Teddy Kennedy was the most Kennedy-esque of all his family — excepting Joe snr, of course, who in his ambition, wealth, connections, philandering and personal tragedy was the original and best. But Teddy’s great success, terrible flaws and constant flirtation with tragedy were the perfect Kennedy combination. Jack was a little too diffident, pushed into politics because of the death of Joe Jnr (whom Teddy closely resembled); Bobby was too Catholic; Sargent Shriver was an import anyway, and had too much gravitas. Teddy even managed longevity, a family trait that Jack and Bobby missed. Not even a plane crash could knock off Teddy.

The standard line on him was of great potential — albeit, with the caveat, that it was Kennedy potential i.e. looks and money and the family elan — ruined by Chappaquiddick, as if the death of a young woman — in circumstances that Teddy never properly explained — was significant mainly for cruelling the presidential hopes of America’s first family and the return of Camelot.

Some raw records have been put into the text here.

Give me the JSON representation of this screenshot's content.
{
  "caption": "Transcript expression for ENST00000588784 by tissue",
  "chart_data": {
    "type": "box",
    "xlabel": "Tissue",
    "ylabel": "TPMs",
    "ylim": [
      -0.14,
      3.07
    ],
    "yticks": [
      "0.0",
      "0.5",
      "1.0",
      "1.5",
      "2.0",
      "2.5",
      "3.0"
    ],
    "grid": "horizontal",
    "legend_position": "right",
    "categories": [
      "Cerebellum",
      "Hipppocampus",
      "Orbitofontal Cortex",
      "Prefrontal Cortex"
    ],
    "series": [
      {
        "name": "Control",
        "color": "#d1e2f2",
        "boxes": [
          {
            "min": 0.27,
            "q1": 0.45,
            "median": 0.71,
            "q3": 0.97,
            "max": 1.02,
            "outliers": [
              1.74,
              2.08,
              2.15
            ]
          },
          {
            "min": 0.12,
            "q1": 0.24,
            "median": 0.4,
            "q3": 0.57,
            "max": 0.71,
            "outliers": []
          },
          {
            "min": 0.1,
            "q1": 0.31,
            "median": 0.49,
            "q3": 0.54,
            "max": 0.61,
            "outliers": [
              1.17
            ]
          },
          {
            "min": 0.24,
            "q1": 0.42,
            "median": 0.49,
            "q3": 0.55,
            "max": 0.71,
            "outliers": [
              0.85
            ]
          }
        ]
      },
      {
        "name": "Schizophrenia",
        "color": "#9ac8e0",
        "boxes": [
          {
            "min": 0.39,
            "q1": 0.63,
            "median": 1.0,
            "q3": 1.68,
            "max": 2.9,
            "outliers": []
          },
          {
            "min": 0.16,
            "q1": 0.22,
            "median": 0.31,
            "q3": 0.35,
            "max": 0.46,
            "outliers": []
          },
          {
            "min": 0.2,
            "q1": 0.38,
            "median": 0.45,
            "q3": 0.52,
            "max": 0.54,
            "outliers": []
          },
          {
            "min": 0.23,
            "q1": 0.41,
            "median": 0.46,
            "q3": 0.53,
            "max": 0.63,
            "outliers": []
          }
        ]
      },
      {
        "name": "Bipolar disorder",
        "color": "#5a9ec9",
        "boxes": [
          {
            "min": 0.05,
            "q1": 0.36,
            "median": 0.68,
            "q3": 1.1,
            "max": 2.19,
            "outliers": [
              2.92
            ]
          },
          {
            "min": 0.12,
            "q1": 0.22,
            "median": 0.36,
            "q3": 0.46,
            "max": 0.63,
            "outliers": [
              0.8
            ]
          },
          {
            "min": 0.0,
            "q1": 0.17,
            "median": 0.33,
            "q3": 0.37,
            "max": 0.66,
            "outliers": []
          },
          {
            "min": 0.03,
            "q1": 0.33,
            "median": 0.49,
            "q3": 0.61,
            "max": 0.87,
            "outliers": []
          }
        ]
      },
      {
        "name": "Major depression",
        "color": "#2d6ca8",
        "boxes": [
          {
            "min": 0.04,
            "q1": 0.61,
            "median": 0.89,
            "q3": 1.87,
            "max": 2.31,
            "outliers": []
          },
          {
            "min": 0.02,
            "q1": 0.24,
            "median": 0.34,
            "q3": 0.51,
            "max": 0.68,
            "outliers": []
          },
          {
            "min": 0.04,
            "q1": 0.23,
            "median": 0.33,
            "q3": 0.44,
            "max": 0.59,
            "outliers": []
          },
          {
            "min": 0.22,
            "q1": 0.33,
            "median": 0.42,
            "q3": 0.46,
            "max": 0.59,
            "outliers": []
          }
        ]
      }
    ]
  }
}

In fact, Chappaquiddick was the making of Teddy, and the reason why he dies hailed as “the lion of the Senate”, the sort of label that sounds as if it belongs to an earlier era of US, suitable for a Calhoun, a Webster or a Sumner. Important, too was the trial of his nephew, William Kennedy Smith (son of the last surviving Kennedy sibling, Jean) in 1991, that led to criticisms that Teddy was wasting his credibility and profile on alcohol and womanising rather than real political achievement. Kennedy got his legislative act together again after that, as he had done after earlier periods of turmoil, continuing to pursue his agenda of civil rights and health-care reform.

Jack had ignored both — along with most domestic issues — because he thought foreign policy, and in particular foreign policy that based on a template equal parts Churchill speech and Ian Fleming novel, far more interesting. Bobby, whose dramatic swerve to the Left in the mid-’60s was part hatred of LBJ, part genuine and part political calculation as to where America was moving, might have been his younger brother’s equal on such matters but like Jack found much of his time occupied by international affairs.

At best, Teddy would have made a mediocre president, assuming he survived — albeit superior to the workaholic micromanager Jimmy Carter. But the late ’70s, economically, would have been an economic disaster regardless of who was in the White House. Instead, Teddy got to build a reputation as a legislator, in the engine room of American domestic policy, the Senate. There are two ways to succeed in the US Senate — outstay rivals for senior committee positions or develop a reputation for building cross-aisle alliances that can pass bills (well, you can also stay for five minutes and fluke your way into the White House, like the incumbent). Teddy did both.

He may not have been the great legislator Johnson was, nor hung around as long as, say, the appalling Strom Thurmond, but he did enough to leave a more substantial legacy than either of his brothers.